Translation:Although that pair of pants is cheap, it is not comfortable.
Yes I was wondering if I should put "it is not comfortable" (which most native English speakers would not say) to match the verb, and I thought they must surely accept "they are not comfortable" which most people would say, but sadly it was not the case. This course requires more input from native English speakers.
The English translation is pretty strange. It send to imply that all cheap pants should be comfortable, with this being said exception. Would "those pants are cheap, but not comfortable," be a better translation? Or is the Chinese version making the same strange implication?
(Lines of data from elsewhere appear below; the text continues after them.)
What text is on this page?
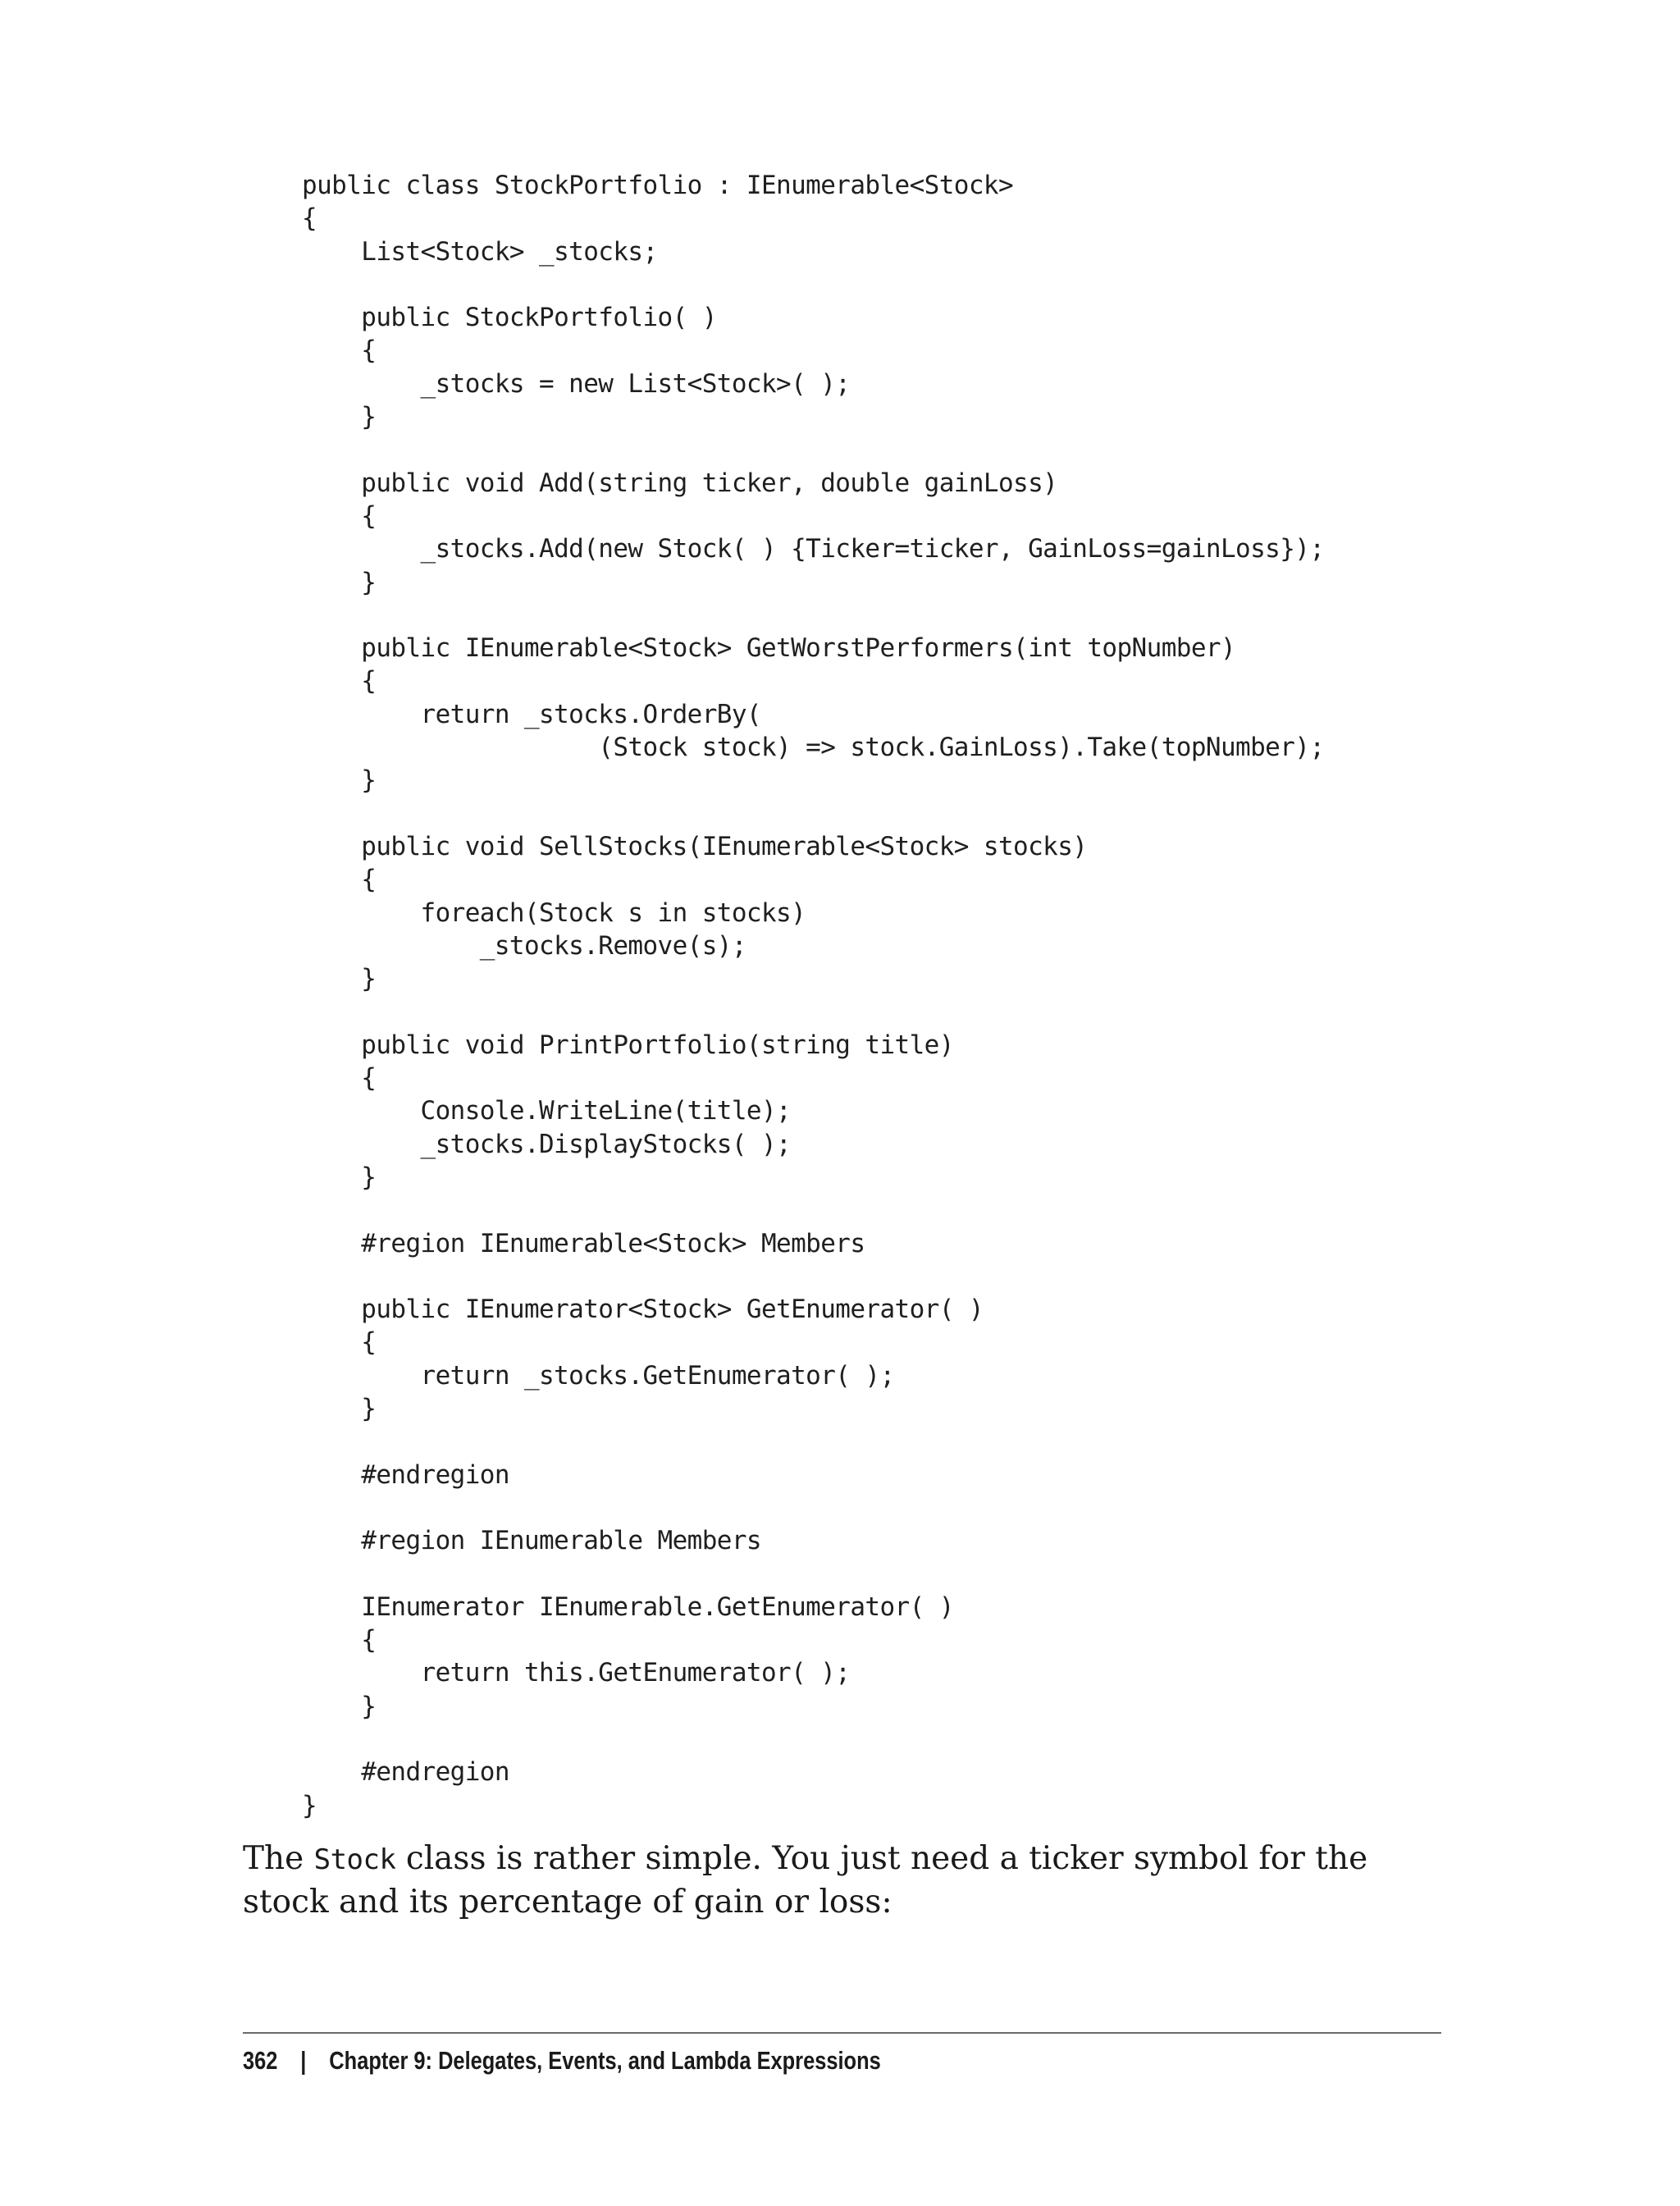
public class StockPortfolio : IEnumerable<Stock>
{
List<Stock> _stocks;
public StockPortfolio( )
{
_stocks = new List<Stock>( );
}
public void Add(string ticker, double gainLoss)
{
_stocks.Add(new Stock( ) {Ticker=ticker, GainLoss=gainLoss});
}
public IEnumerable<Stock> GetWorstPerformers(int topNumber)
{
return _stocks.OrderBy(
(Stock stock) => stock.GainLoss).Take(topNumber);
}
public void SellStocks(IEnumerable<Stock> stocks)
{
foreach(Stock s in stocks)
_stocks.Remove(s);
}
public void PrintPortfolio(string title)
{
Console.WriteLine(title);
_stocks.DisplayStocks( );
}
#region IEnumerable<Stock> Members
public IEnumerator<Stock> GetEnumerator( )
{
return _stocks.GetEnumerator( );
}
#endregion
#region IEnumerable Members
IEnumerator IEnumerable.GetEnumerator( )
{
return this.GetEnumerator( );
}
#endregion
}

The Stock class is rather simple. You just need a ticker symbol for the stock and its percentage of gain or loss:

362 | Chapter 9: Delegates, Events, and Lambda Expressions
The Chinese phrase is correct. The 虽然, 但是 construct translates to either "although" or "but" in English. If one of them doesn't sound right, you can try the other one.
Although those pants are cheap, they are not comfortable.
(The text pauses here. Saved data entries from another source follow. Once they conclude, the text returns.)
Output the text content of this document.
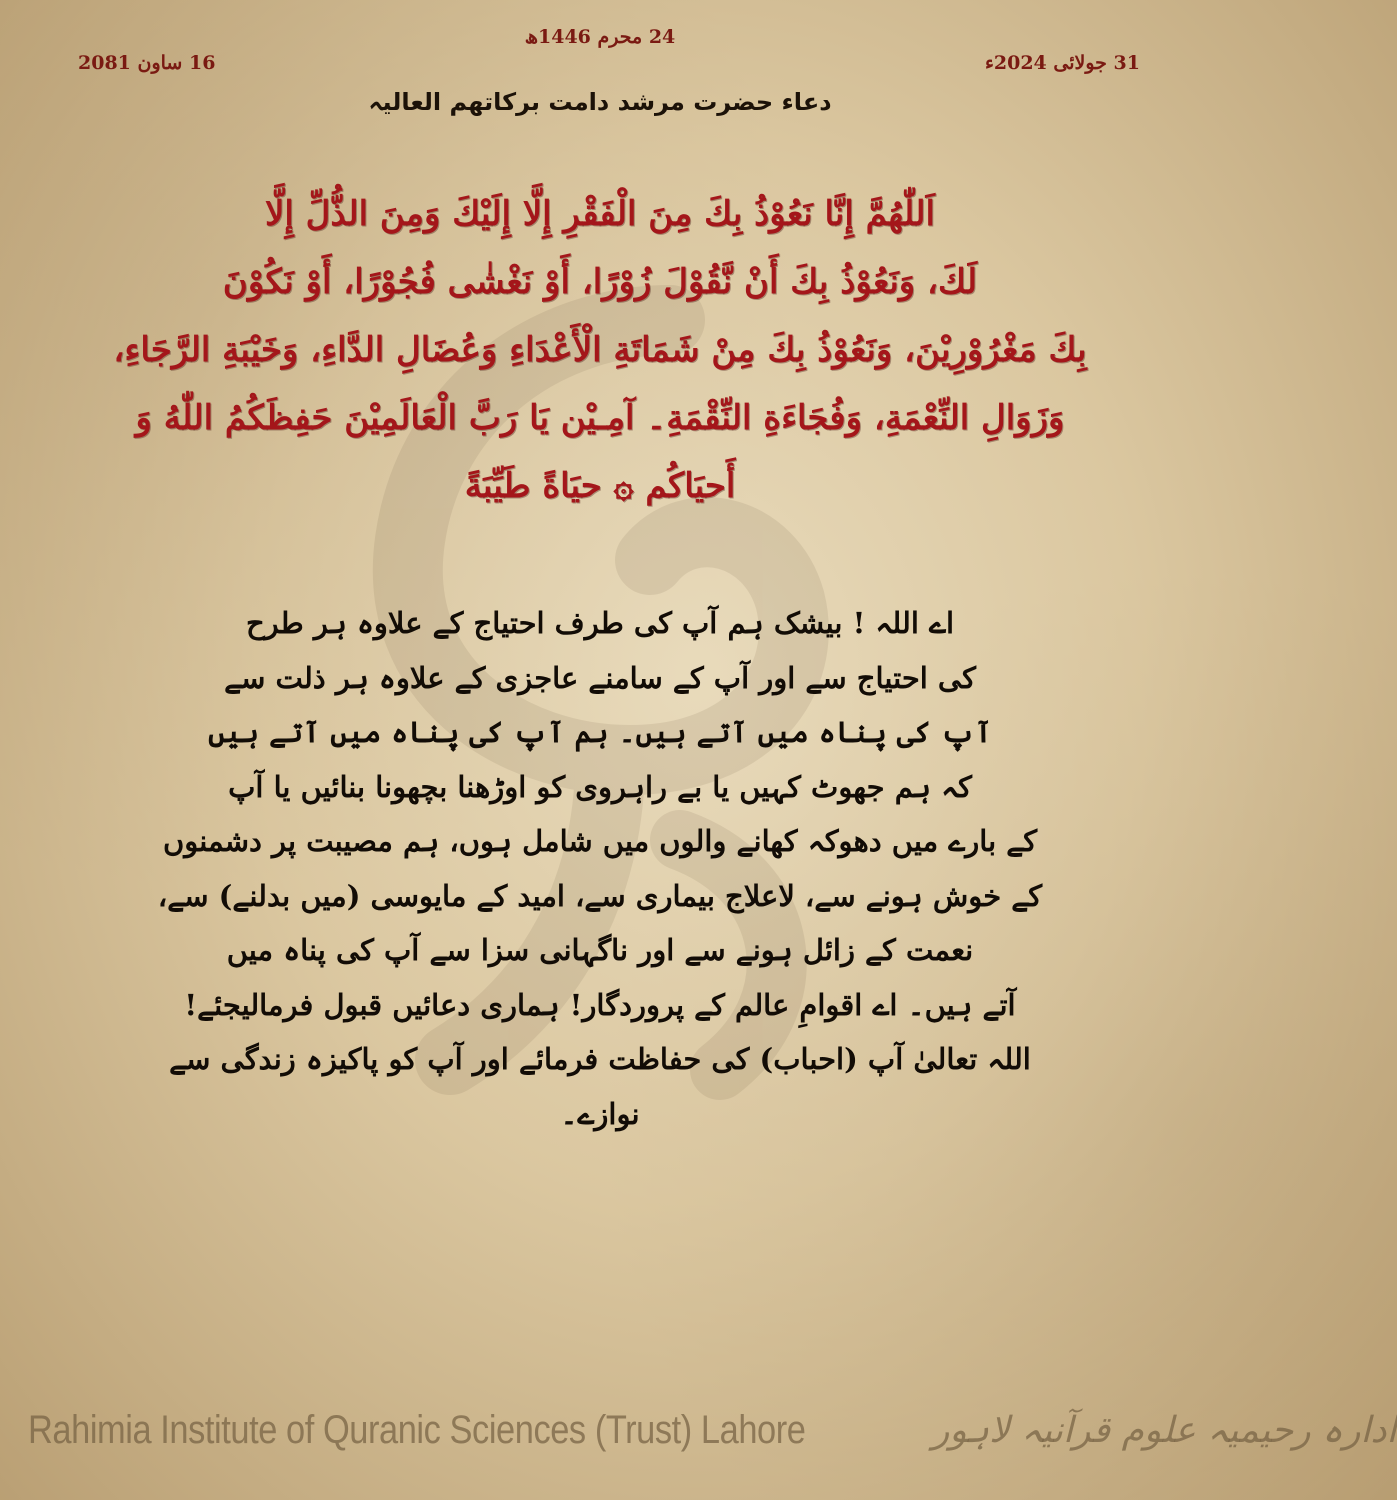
24 محرم 1446ھ
16 ساون 2081	31 جولائی 2024ء
دعاء حضرت مرشد دامت برکاتھم العالیہ
اَللّٰهُمَّ إِنَّا نَعُوْذُ بِكَ مِنَ الْفَقْرِ إِلَّا إِلَيْكَ وَمِنَ الذُّلِّ إِلَّا
لَكَ، وَنَعُوْذُ بِكَ أَنْ نَّقُوْلَ زُوْرًا، أَوْ نَغْشٰى فُجُوْرًا، أَوْ نَكُوْنَ
بِكَ مَغْرُوْرِيْنَ، وَنَعُوْذُ بِكَ مِنْ شَمَاتَةِ الْأَعْدَاءِ وَعُضَالِ الدَّاءِ، وَخَيْبَةِ الرَّجَاءِ،
وَزَوَالِ النِّعْمَةِ، وَفُجَاءَةِ النِّقْمَةِ۔ آمِـيْن يَا رَبَّ الْعَالَمِيْنَ حَفِظَكُمُ اللّٰهُ وَ
أَحيَاكُم ۞ حيَاةً طَيِّبَةً
اے اللہ ! بیشک ہم آپ کی طرف احتیاج کے علاوہ ہر طرح
کی احتیاج سے اور آپ کے سامنے عاجزی کے علاوہ ہر ذلت سے
آپ کی پناہ میں آتے ہیں۔ ہم آپ کی پناہ میں آتے ہیں
کہ ہم جھوٹ کہیں یا بے راہروی کو اوڑھنا بچھونا بنائیں یا آپ
کے بارے میں دھوکہ کھانے والوں میں شامل ہوں، ہم مصیبت پر دشمنوں
کے خوش ہونے سے، لاعلاج بیماری سے، امید کے مایوسی (میں بدلنے) سے،
نعمت کے زائل ہونے سے اور ناگہانی سزا سے آپ کی پناہ میں
آتے ہیں۔ اے اقوامِ عالم کے پروردگار! ہماری دعائیں قبول فرمالیجئے!
اللہ تعالیٰ آپ (احباب) کی حفاظت فرمائے اور آپ کو پاکیزہ زندگی سے
نوازے۔
Rahimia Institute of Quranic Sciences (Trust) Lahore	ادارہ رحیمیہ علوم قرآنیہ لاہور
Those pants are cheap, but they are not comfortable.
It's hard to directly translate this sentence structure directly because it's not how we use "although" in English, but that's the closest translation word for word. I would say this structure would be used to present contrasting points. The best way to understand the idea of the sentence in English would be like if someone was like "Wow, those pants are cheap" and you respond "Yeah they cheap, but they're not comfortable. I wouldn't wear them". (As always would love if a native speaker could confirm this?)
tl;dr Your translation is right, but no direct English translation quite captures the idea of "although this is a valid point, this is another thing to consider" the way the Mandarin sentence does.
It's not in beta any more, and yet this is still a huge issue.
The people making it can and should account for some of the more obvious variations, especially if they are similar to other corrections that they have had to make. This question is a classic example. Here we have a collective noun (a pair of pants) that is referred to as singular, but really it's equally valid to refer to a collective noun as plural. It can vary with region and context, but most of the people I know would say, "That pair of pants are uncomfortable."
It probably does make sense for the verbs in the two halves of the sentence to be consistent for stylistic reasons.
Interestingly, because of the phenomenon in English and other languages called (among other names) "synesis" or "notional agreement", this is a sentence that people will probably have different approaches to, on the basis of individual or regional preference, when it comes to making the verbs singular or plural. With this in mind I think both "that pair is" with "it is" and "that pair are" with "they are" should be marked correct, and it's even possible that one or more combinations of the two conjugations will seem natural to a lot of English speakers.
In any event, as of the original date of this comment, there was a lot of inconsistency in the course as a whole, but 10 months later as I edit, I do see things improving quite a bit.
Yes, but in English, where you have two clauses and one is meant to be the main or independent clause (i.e. the main clause is explicitly stated and not merely implied), you can't start the first clause with "although" and the second with "but", as that would give you two dependent clauses and no main clause, which is ungrammatical.
So if the Chinese sentence starts with "虽然", use "although", but if it only has "但是", use "but".
Your translation is incorrect for two reasons: first, it would be their instead of there, second, the Chinese sentence does not imply who owns the pants, so it is incorrect to assume "their" pants. They might be his pants, our her pants. But specifically, according to the Chinese sentence, it says: this pair of pants.